Block Inc. Lowers Sights as Revenue from Bitcoin Drops
Payments firm Block Inc has said it will slow hiring and lower its 2022 investment target by $250 million after announcing its second quarter financial results.
Block reported a second-quarter loss of $208 million for the three months ending June 30, according to a letter to shareholders. This contrasts with the $204 million in profit for the same period last year. On an adjusted basis, Block reported second-quarter net income of about $110.7 million, compared to $256 million for the same period in 2021.
Total revenue fell roughly 6% to $4.4 billion for the quarter, slightly exceeding Wall Street’s expectations of $4.3 billion. Not including Bitcoin revenue, total net revenue amounted to $2.62 billion, a year-on-year appreciation of 34%.
The company’s recently acquired buy-now-pay-later unit Afterpay contributed $150 million to gross profit, split among the company’s Square and Cash App segments. While this had helped Cash App post a 29% jump in gross profit, Bitcoin revenue from the product fell 34% to $1.79 billion, with the company taking a $36 million charge on its Bitcoin investments.
The Cash App stood out during the first quarter, seeing a 26% boost that contributed $578 million to gross profit.
Crypto downturn partly to blame
The payment firm’s cryptocurrency holdings are primarily what dragged down its results this past quarter. Although Block’s first-quarter operating earnings exceeded Wall Street’s expectations, a weaker Bitcoin caused a fall in overall revenue.
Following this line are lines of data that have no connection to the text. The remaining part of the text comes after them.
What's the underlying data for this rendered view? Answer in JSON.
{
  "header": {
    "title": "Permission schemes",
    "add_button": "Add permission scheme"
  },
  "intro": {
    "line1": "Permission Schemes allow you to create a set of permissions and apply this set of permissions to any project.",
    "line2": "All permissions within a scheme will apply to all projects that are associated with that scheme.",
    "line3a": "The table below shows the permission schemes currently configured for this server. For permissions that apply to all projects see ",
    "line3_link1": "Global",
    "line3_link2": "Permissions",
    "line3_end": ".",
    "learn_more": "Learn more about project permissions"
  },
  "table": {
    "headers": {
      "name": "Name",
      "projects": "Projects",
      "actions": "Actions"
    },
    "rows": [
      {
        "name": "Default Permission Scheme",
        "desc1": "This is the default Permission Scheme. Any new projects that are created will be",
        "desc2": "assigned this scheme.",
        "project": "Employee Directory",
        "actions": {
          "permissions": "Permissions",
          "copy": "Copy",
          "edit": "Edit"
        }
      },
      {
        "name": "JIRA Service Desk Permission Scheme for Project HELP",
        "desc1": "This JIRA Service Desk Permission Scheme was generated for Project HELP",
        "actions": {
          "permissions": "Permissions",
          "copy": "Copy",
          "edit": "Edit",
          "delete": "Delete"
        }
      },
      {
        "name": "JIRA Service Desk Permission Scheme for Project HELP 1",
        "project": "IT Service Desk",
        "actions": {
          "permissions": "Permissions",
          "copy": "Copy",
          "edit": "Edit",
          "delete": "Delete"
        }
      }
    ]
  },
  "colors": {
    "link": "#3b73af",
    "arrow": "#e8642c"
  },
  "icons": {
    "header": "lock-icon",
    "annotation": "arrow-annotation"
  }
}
Bitcoin prices slumped some 36% during the second quarter, as investors lost their appetites for riskier assets due to rising interest rates, the ongoing Ukraine crisis and regulatory hurdles facing cryptocurrencies.
Consequently, Block’s Bitcoin gross profit, which the company earns from the spread on buying and selling the cryptocurrency, shrank 24% to $41 million.
“While gross profit trends have been healthy through July, we recognize the importance of exercising discipline with our investments as we enter a period of potential uncertainty,” Chief Financial Officer Amrita Ahuja said referring to the plans to slow hiring and investment.